Advantages of buffered bike lanes include:
- More room between cyclists and motorists and reduced risk from opening car doors
- Increased protection for cyclists by providing marked zones on each side of the bike lane
Recently completed buffered bike lanes include:
- Hickory Highlands Dr from Bell Rd to Rural Hill Rd (includes a combination of traditional and buffered bike lanes)
- Gallatin Pk from One Mile Pkwy to Anderson Ln, buffered bike lanes, (includes a combination of traditional and buffered bike lanes). Project completed in partnership with TDOT.
- N. 14th St from Ordway Pl to Woodland St
Soon to be completed buffered bike lanes include:
- Fort Negley Blvd from Oak St to Chestnut St, buffered bike lanes
- Demonbreun from 12th Ave S to roundabout (includes a combination of traditional and buffered bike lanes)

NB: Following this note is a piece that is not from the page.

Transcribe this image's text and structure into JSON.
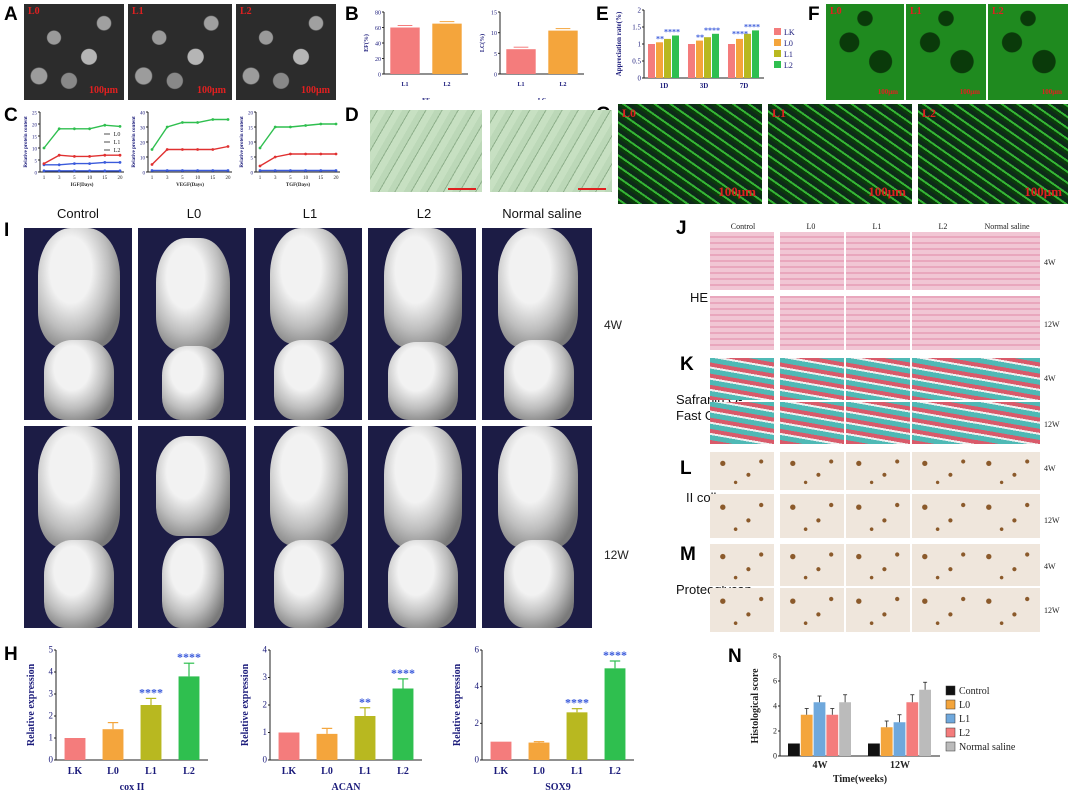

Metro Nashville’s Strategic Plan for Pedestrians and Cyclists was released in 2002, and was updated in 2008. The purpose of the strategic plan for Bikeways is to enable Metro to effectively plan and implement facilities that improve safety, enhance mobility, and promote a higher quality of life. The plan provides Metro with a blueprint for making bicycling attractive and safe for citizens throughout Nashville and Davidson County and can be viewed at: http://mpw.nashville.gov/IMS/Bikeways/StrategicPlan.aspx.
“Mayor Karl Dean has been an advocate for active transportation with an emphasis on bicycling as part of his efforts to make Nashville a healthier and more sustainable city,” Randy Lovett, Public Works Director said. “The new buffered bike lanes are one more thing Metro is doing to make Nashville a more bike-friendly city.” When the above projects are completed, Metro will have approximately 2 miles of buffered bike lanes and counting. Nashville’s bikeways currently total more than 142 miles. This includes signed shared routes and dedicated lanes. Additionally, there are 75 miles of bikeable off-street, multi-use paved greenway trails.